This past weekend I had the
pleasure of attending a wedding that wonderfully integrated Pagan and more
traditional motifs, held within a redwood grove, not far from where I
live. The ceremony was a subtle
interweaving of magickal and shamanic principles within a framework that the
bride and groom’s more traditional family members seemed to find very
enjoyable. As I did.
In matters of love, whether
someone is Pagan or Christian, or secular or Muslim is pretty much
irrelevant. They all can come
together to celebrate its triumph and its promise in that field where it most
fully manifests: the relation of one loving being to another. There might well have been vast religious and political differences among the guests, but it did not matter in the celebration of something more basic, more primordial.
It got me to thinking about the
changing nature of marriage within our society.
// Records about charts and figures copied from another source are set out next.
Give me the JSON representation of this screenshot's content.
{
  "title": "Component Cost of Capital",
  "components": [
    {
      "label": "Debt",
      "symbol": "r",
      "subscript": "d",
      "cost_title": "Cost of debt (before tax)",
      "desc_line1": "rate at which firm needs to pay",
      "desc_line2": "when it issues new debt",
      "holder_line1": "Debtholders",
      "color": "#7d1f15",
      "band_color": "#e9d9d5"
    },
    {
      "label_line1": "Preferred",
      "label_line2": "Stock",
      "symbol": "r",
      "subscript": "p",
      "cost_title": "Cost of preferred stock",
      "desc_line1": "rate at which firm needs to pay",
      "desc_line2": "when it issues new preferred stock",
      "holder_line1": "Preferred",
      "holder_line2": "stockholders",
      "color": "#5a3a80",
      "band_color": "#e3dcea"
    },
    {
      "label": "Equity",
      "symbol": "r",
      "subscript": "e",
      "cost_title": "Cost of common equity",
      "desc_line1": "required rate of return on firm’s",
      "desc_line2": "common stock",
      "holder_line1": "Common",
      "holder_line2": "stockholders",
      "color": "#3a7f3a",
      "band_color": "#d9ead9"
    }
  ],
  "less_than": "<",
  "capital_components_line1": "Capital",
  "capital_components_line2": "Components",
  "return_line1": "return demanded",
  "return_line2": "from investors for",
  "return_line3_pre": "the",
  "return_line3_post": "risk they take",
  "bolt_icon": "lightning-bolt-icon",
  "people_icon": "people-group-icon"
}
At one time marriage was for many reasons other than love:
economic well-being, raising a family to provide for old age and to further the
line, and for the powerful, cementing political alliances. Marriage for love was even suspect
because love is fleeting, or so makes for a fragile union.
Certainly infatuation is fleeting,
which is why a rapid marriage, made under its influence, often falls apart as
both partners increasingly see their partners for who they are rather than as
fantasies. The same holds for chemistry. Chemistry is certainly a part of a relationship, particularly early on, but it is not sufficient, and love need not depend on it. The pure energy part of relationships fades over time, I think, but the love need not.
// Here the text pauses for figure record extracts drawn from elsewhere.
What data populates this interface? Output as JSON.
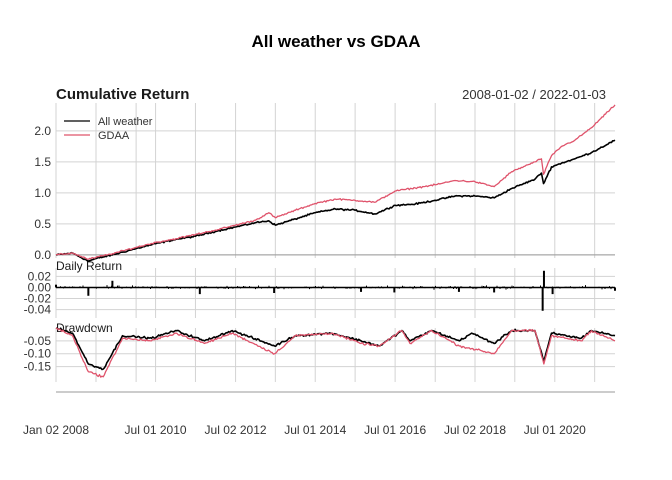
{
  "chart": {
    "title": "All weather vs GDAA",
    "date_range": "2008-01-02 / 2022-01-03",
    "x_ticks": [
      "Jan 02 2008",
      "Jul 01 2010",
      "Jul 02 2012",
      "Jul 01 2014",
      "Jul 01 2016",
      "Jul 02 2018",
      "Jul 01 2020"
    ],
    "legend": [
      {
        "label": "All weather",
        "color": "#000000"
      },
      {
        "label": "GDAA",
        "color": "#DF536B"
      }
    ]
  },
  "chart_data": [
    {
      "type": "line",
      "title": "Cumulative Return",
      "x_range": [
        "2008-01-02",
        "2022-01-03"
      ],
      "ylim": [
        -0.05,
        2.45
      ],
      "y_ticks": [
        0.0,
        0.5,
        1.0,
        1.5,
        2.0
      ],
      "y_tick_labels": [
        "0.0",
        "0.5",
        "1.0",
        "1.5",
        "2.0"
      ],
      "grid": true,
      "legend_position": "top-left",
      "x": [
        "2008-01-02",
        "2008-06-01",
        "2008-10-24",
        "2009-01-01",
        "2009-06-01",
        "2010-01-01",
        "2010-07-01",
        "2011-01-01",
        "2011-07-01",
        "2012-01-01",
        "2012-07-02",
        "2013-01-01",
        "2013-05-01",
        "2013-07-01",
        "2014-01-01",
        "2014-07-01",
        "2015-01-01",
        "2015-07-01",
        "2016-01-01",
        "2016-07-01",
        "2017-01-01",
        "2017-07-01",
        "2018-01-01",
        "2018-07-02",
        "2018-12-24",
        "2019-06-01",
        "2020-01-01",
        "2020-03-01",
        "2020-03-20",
        "2020-06-01",
        "2020-09-01",
        "2021-01-01",
        "2021-06-01",
        "2022-01-03"
      ],
      "series": [
        {
          "name": "All weather",
          "color": "#000000",
          "values": [
            0.0,
            0.03,
            -0.1,
            -0.06,
            0.0,
            0.1,
            0.18,
            0.25,
            0.3,
            0.38,
            0.45,
            0.52,
            0.55,
            0.48,
            0.58,
            0.68,
            0.74,
            0.72,
            0.66,
            0.8,
            0.82,
            0.88,
            0.95,
            0.95,
            0.92,
            1.07,
            1.22,
            1.32,
            1.15,
            1.42,
            1.48,
            1.55,
            1.65,
            1.85
          ]
        },
        {
          "name": "GDAA",
          "color": "#DF536B",
          "values": [
            0.0,
            0.03,
            -0.07,
            -0.04,
            0.02,
            0.12,
            0.2,
            0.26,
            0.33,
            0.4,
            0.48,
            0.56,
            0.68,
            0.6,
            0.72,
            0.83,
            0.9,
            0.88,
            0.85,
            1.03,
            1.08,
            1.13,
            1.2,
            1.18,
            1.1,
            1.34,
            1.5,
            1.55,
            1.3,
            1.6,
            1.75,
            1.85,
            2.05,
            2.42
          ]
        }
      ]
    },
    {
      "type": "bar",
      "title": "Daily Return",
      "ylim": [
        -0.055,
        0.035
      ],
      "y_ticks": [
        -0.04,
        -0.02,
        0.0,
        0.02
      ],
      "y_tick_labels": [
        "-0.04",
        "-0.02",
        "0.00",
        "0.02"
      ],
      "grid": true,
      "x": [
        "2008-01-02",
        "2008-10-24",
        "2009-06-01",
        "2011-08-10",
        "2013-06-20",
        "2015-08-24",
        "2016-06-24",
        "2018-02-05",
        "2018-12-24",
        "2020-03-12",
        "2020-03-24",
        "2020-06-11",
        "2022-01-03"
      ],
      "series": [
        {
          "name": "All weather",
          "color": "#000000",
          "values": [
            0.005,
            -0.015,
            0.012,
            -0.012,
            -0.01,
            -0.008,
            -0.009,
            -0.008,
            -0.009,
            -0.042,
            0.03,
            -0.012,
            -0.006
          ]
        }
      ]
    },
    {
      "type": "line",
      "title": "Drawdown",
      "ylim": [
        -0.21,
        0.0
      ],
      "y_ticks": [
        -0.05,
        -0.1,
        -0.15
      ],
      "y_tick_labels": [
        "-0.05",
        "-0.10",
        "-0.15"
      ],
      "grid": true,
      "x": [
        "2008-01-02",
        "2008-06-01",
        "2008-10-24",
        "2009-03-09",
        "2009-09-01",
        "2010-05-25",
        "2011-01-01",
        "2011-09-22",
        "2012-06-01",
        "2013-06-24",
        "2013-12-31",
        "2014-12-01",
        "2015-08-25",
        "2016-02-11",
        "2016-09-01",
        "2016-11-14",
        "2017-06-01",
        "2018-02-08",
        "2018-06-01",
        "2018-12-24",
        "2019-06-01",
        "2020-01-01",
        "2020-03-23",
        "2020-06-01",
        "2021-02-26",
        "2021-06-01",
        "2022-01-03"
      ],
      "series": [
        {
          "name": "All weather",
          "color": "#000000",
          "values": [
            0.0,
            -0.02,
            -0.14,
            -0.16,
            -0.03,
            -0.04,
            -0.01,
            -0.05,
            -0.01,
            -0.07,
            -0.03,
            -0.02,
            -0.05,
            -0.07,
            -0.01,
            -0.05,
            -0.01,
            -0.05,
            -0.02,
            -0.06,
            -0.01,
            -0.01,
            -0.13,
            -0.02,
            -0.04,
            -0.01,
            -0.03
          ]
        },
        {
          "name": "GDAA",
          "color": "#DF536B",
          "values": [
            0.0,
            -0.03,
            -0.17,
            -0.19,
            -0.04,
            -0.05,
            -0.02,
            -0.06,
            -0.02,
            -0.1,
            -0.03,
            -0.02,
            -0.06,
            -0.07,
            -0.01,
            -0.06,
            -0.01,
            -0.07,
            -0.08,
            -0.1,
            -0.01,
            -0.01,
            -0.14,
            -0.03,
            -0.05,
            -0.01,
            -0.05
          ]
        }
      ]
    }
  ]
}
The problems of marrying for love are different. Mostly, we are not all that good at it, despite love’s being
a quality that in at least some of its forms is uniquely human. But few are utter failures at it
either, and some people get better with practice. Hopefully this holds for us all.
Even marriages made for love where the
partners ultimately drift away, and ultimately divorce, still can end harmoniously, and
with affection on both sides. I’ve
seen it happen repeatedly. These
marriages are not complete failures by any means.
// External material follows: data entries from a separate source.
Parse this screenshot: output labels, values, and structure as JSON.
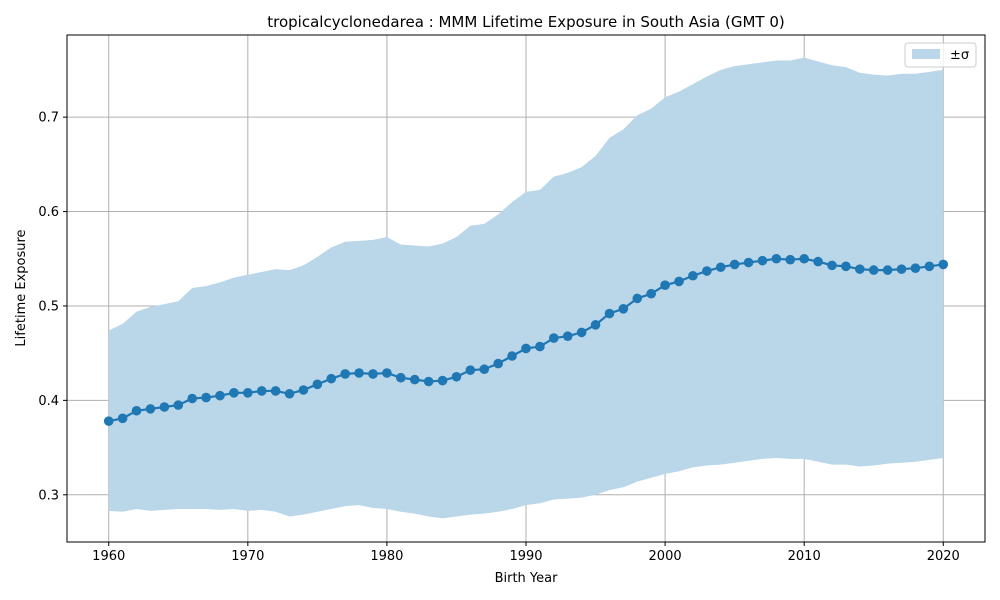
{
  "chart_data": {
    "type": "area",
    "title": "tropicalcyclonedarea : MMM Lifetime Exposure in South Asia (GMT 0)",
    "xlabel": "Birth Year",
    "ylabel": "Lifetime Exposure",
    "xlim": [
      1957,
      2023
    ],
    "ylim": [
      0.25,
      0.787
    ],
    "xticks": [
      "1960",
      "1970",
      "1980",
      "1990",
      "2000",
      "2010",
      "2020"
    ],
    "yticks": [
      "0.3",
      "0.4",
      "0.5",
      "0.6",
      "0.7"
    ],
    "grid": true,
    "legend_position": "top-right",
    "legend": [
      {
        "label": "±σ",
        "color": "#bad6e9"
      }
    ],
    "colors": {
      "line": "#1f77b4",
      "band": "#bad6e9",
      "grid": "#b0b0b0"
    },
    "x": [
      1960,
      1961,
      1962,
      1963,
      1964,
      1965,
      1966,
      1967,
      1968,
      1969,
      1970,
      1971,
      1972,
      1973,
      1974,
      1975,
      1976,
      1977,
      1978,
      1979,
      1980,
      1981,
      1982,
      1983,
      1984,
      1985,
      1986,
      1987,
      1988,
      1989,
      1990,
      1991,
      1992,
      1993,
      1994,
      1995,
      1996,
      1997,
      1998,
      1999,
      2000,
      2001,
      2002,
      2003,
      2004,
      2005,
      2006,
      2007,
      2008,
      2009,
      2010,
      2011,
      2012,
      2013,
      2014,
      2015,
      2016,
      2017,
      2018,
      2019,
      2020
    ],
    "series": [
      {
        "values": [
          0.378,
          0.381,
          0.389,
          0.391,
          0.393,
          0.395,
          0.402,
          0.403,
          0.405,
          0.408,
          0.408,
          0.41,
          0.41,
          0.407,
          0.411,
          0.417,
          0.423,
          0.428,
          0.429,
          0.428,
          0.429,
          0.424,
          0.422,
          0.42,
          0.421,
          0.425,
          0.432,
          0.433,
          0.439,
          0.447,
          0.455,
          0.457,
          0.466,
          0.468,
          0.472,
          0.48,
          0.492,
          0.497,
          0.508,
          0.513,
          0.522,
          0.526,
          0.532,
          0.537,
          0.541,
          0.544,
          0.546,
          0.548,
          0.55,
          0.549,
          0.55,
          0.547,
          0.543,
          0.542,
          0.539,
          0.538,
          0.538,
          0.539,
          0.54,
          0.542,
          0.544
        ],
        "upper": [
          0.474,
          0.481,
          0.494,
          0.499,
          0.502,
          0.505,
          0.519,
          0.521,
          0.525,
          0.53,
          0.533,
          0.536,
          0.539,
          0.538,
          0.543,
          0.552,
          0.562,
          0.568,
          0.569,
          0.57,
          0.573,
          0.565,
          0.564,
          0.563,
          0.566,
          0.573,
          0.585,
          0.587,
          0.597,
          0.61,
          0.621,
          0.623,
          0.637,
          0.641,
          0.647,
          0.659,
          0.678,
          0.687,
          0.702,
          0.709,
          0.721,
          0.727,
          0.735,
          0.743,
          0.75,
          0.754,
          0.756,
          0.758,
          0.76,
          0.76,
          0.763,
          0.759,
          0.755,
          0.753,
          0.747,
          0.745,
          0.744,
          0.746,
          0.746,
          0.748,
          0.75
        ],
        "lower": [
          0.283,
          0.282,
          0.285,
          0.283,
          0.284,
          0.285,
          0.285,
          0.285,
          0.284,
          0.285,
          0.283,
          0.284,
          0.282,
          0.277,
          0.279,
          0.282,
          0.285,
          0.288,
          0.289,
          0.286,
          0.285,
          0.282,
          0.28,
          0.277,
          0.275,
          0.277,
          0.279,
          0.28,
          0.282,
          0.285,
          0.289,
          0.291,
          0.295,
          0.296,
          0.297,
          0.3,
          0.305,
          0.308,
          0.314,
          0.318,
          0.322,
          0.325,
          0.329,
          0.331,
          0.332,
          0.334,
          0.336,
          0.338,
          0.339,
          0.338,
          0.338,
          0.335,
          0.332,
          0.332,
          0.33,
          0.331,
          0.333,
          0.334,
          0.335,
          0.337,
          0.339
        ]
      }
    ]
  }
}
One of this weekend’s wedding’s most
wonderful elements, one that was new to me, was a time for married guests to
address the bride and groom with insights from their own marriages as to how to
make them last. After they had
done so, they watered a small tree, an oak, blessing it. That tree would later be planted where the couple lived.
I loved that ritual, integrating as it
did the human realm with that of nature, and the many kinds of flourishing that
life makes possible.
The ultimate futility of the
current conniptions by so-called defenders of “traditional marriage” came clear
to me during this ceremony. This wedding’s center of gravity was love, not economics, not family, and certainly not
politics. But love is something
that is open ended. The movement
towards gay men and women being able to marry one another is the ultimate
outcome of this logic. And more
power to them. This is why the childless Limabugh and others are forced to argue that marriage exists to raise children, ignoring their own behavior in the process.
The traditionalists’ worry that
its logic leads to marrying animals shows them for their complete inability to
understand mature human love. In a
way, that so many could make such a claim suggests how far they themselves are
from understanding or perhaps experiencing love for another. They are representatives of a fading
past where marriage was made for reasons other than love, and that so few
actually walk their talk in their personal lives suggests that day is
done. The issue is whether we can
grow into a new and finer way of relating, or not.
Perhaps in this portion of life we
as a people are actually making progress.
This weekend it was easy to think so.